Canada to pay Indigenous abuse survivors more than $2bn
Canada to pay Indigenous abuse survivors more than $2bn
By AFP
Canada will pay hundreds of Indigenous communities more than $2 billion in compensation for nearly a century of abuse suffered by children in residential schools, its government has announced.
The Can$2.8 billion (US$2.1 billion) settlement, the result of a class action lawsuit by 325 Indigenous groups, will be placed in a not-for-profit trust independent of the government.
It will be used to "revitalize Indigenous education, culture, and language -– to support survivors in healing and reconnecting with their heritage," according to a press release.
"It has taken Canada far too long to own up to its history, own up to the genocide it committed and recognize the collective harm caused to our nations by residential schools," said Garry Feschuk, an Indigenous leader who is one of the plaintiffs in the suit.
"It is time that Canada not only recognize this harm, but help undo it by walking with us. This settlement is a good first step," he said in the statement released Saturday.
From the late 1800s to the 1990s, Canada's government sent about 150,000 children into 139 residential schools mostly run by the Catholic church, where they were cut off from their families, language and culture.
Many were physically and sexually abused, and thousands are believed to have died of disease, malnutrition or neglect.
The discovery of hundreds of unmarked graves at the sites of the former schools over the past two years has dragged the legacy of those institutions back into the spotlight as Canada reckons with its dark colonial past.

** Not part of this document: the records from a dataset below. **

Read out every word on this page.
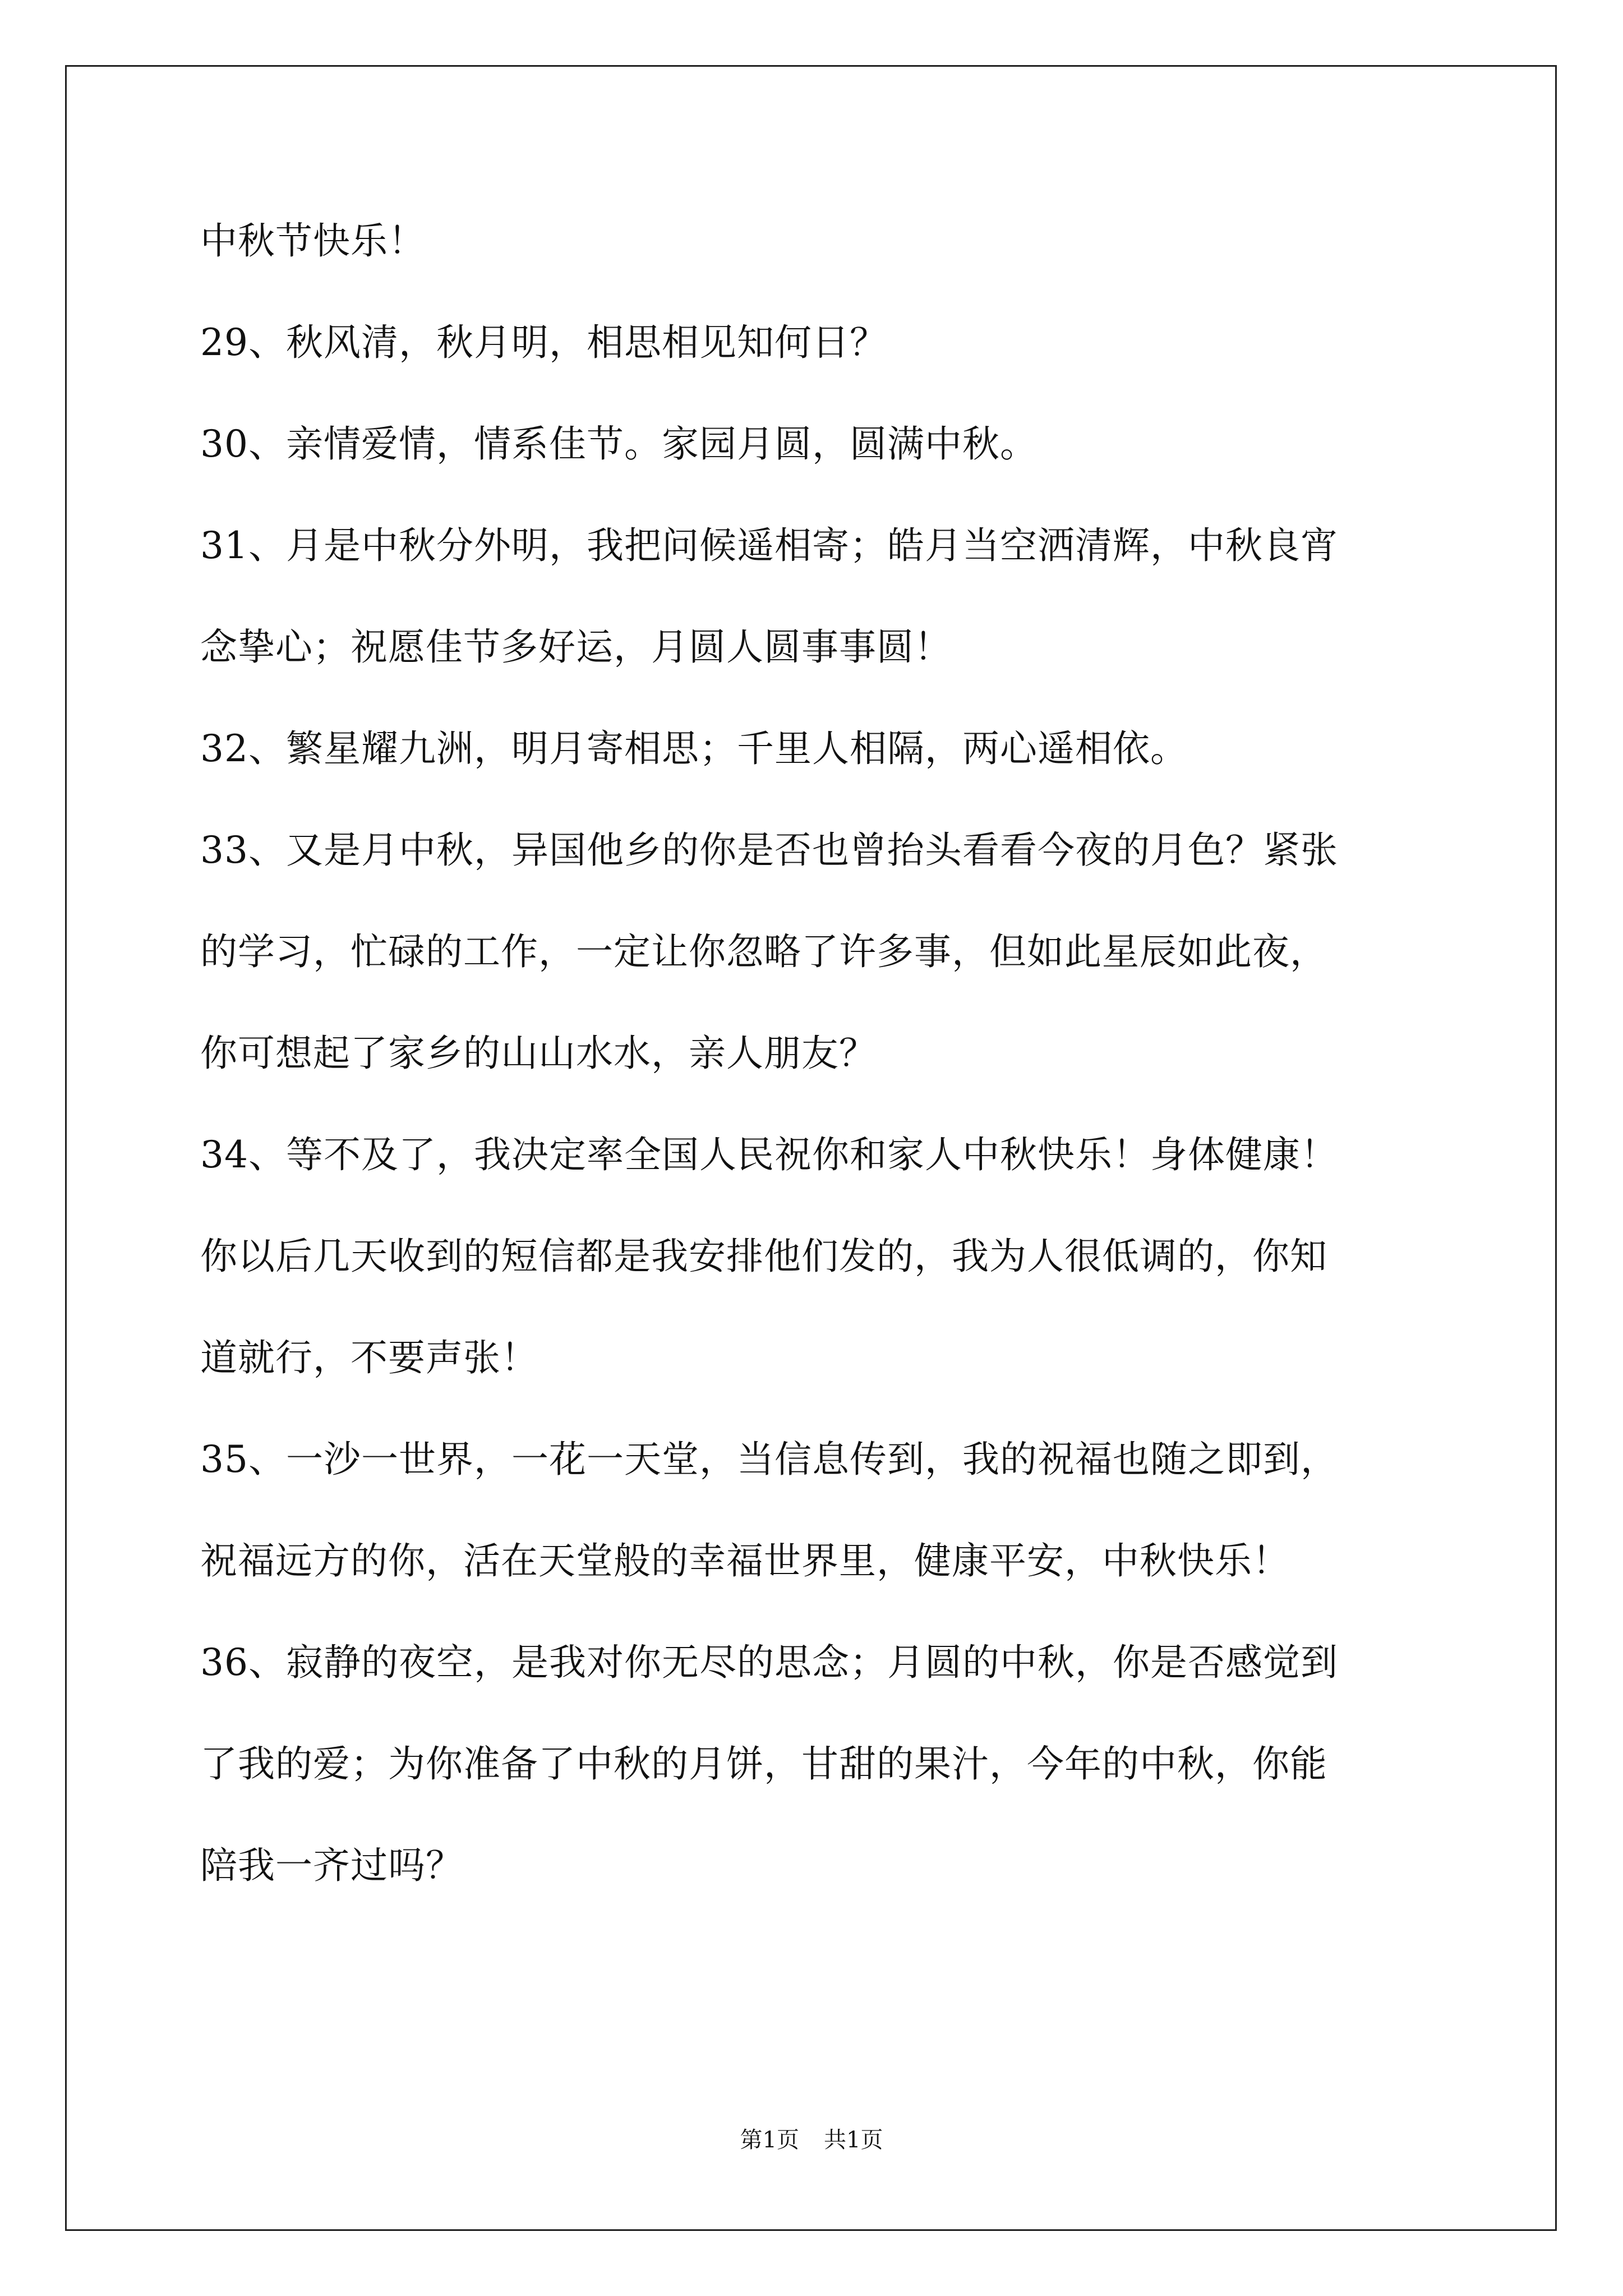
中秋节快乐！
29、秋风清，秋月明，相思相见知何日？
30、亲情爱情，情系佳节。家园月圆，圆满中秋。
31、月是中秋分外明，我把问候遥相寄；皓月当空洒清辉，中秋良宵
念挚心；祝愿佳节多好运，月圆人圆事事圆！
32、繁星耀九洲，明月寄相思；千里人相隔，两心遥相依。
33、又是月中秋，异国他乡的你是否也曾抬头看看今夜的月色？紧张
的学习，忙碌的工作，一定让你忽略了许多事，但如此星辰如此夜，
你可想起了家乡的山山水水，亲人朋友？
34、等不及了，我决定率全国人民祝你和家人中秋快乐！身体健康！
你以后几天收到的短信都是我安排他们发的，我为人很低调的，你知
道就行，不要声张！
35、一沙一世界，一花一天堂，当信息传到，我的祝福也随之即到，
祝福远方的你，活在天堂般的幸福世界里，健康平安，中秋快乐！
36、寂静的夜空，是我对你无尽的思念；月圆的中秋，你是否感觉到
了我的爱；为你准备了中秋的月饼，甘甜的果汁，今年的中秋，你能
陪我一齐过吗？
第1页 共1页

More than 1,300 graves have been identified, the most recent earlier this month.
In Lebret, Saskatchewan, ground-penetrating radar has uncovered nearly "2,000 areas of interest" that need to be thoroughly investigated, the Star Blanket Cree community said.
A fragment of a child's jawbone dating to some 125 years ago has already been identified on the grounds of a former residential school in the western Canadian community.
The search areas were selected near the Catholic-run residential school -- which was open until 1998 -- on the advice of former students.
"The residential school system decimated our languages, profoundly damaged our cultures, and left a legacy of social harms. The effects go beyond my generation. It will take many generations for us to heal," said Shane Gottfriedson, another Indigenous leader and plaintiff.
"We believe that all survivors deserve justice and the compensation to which they are owed," said Marc Miller, federal minister of Crown-Indigenous Relations in the press release.
The precise terms for disbursing the $2.8 billion will be determined by the federal court on February 27.
A national commission of inquiry in 2015 called the residential school system a "cultural genocide."
Last year, Pope Francis visited Canada on a penitential trip to apologize for the "evil" perpetrated in the schools -- a gesture seen by many survivors as overwhelming, but only the beginning of a process of healing and reconciliation.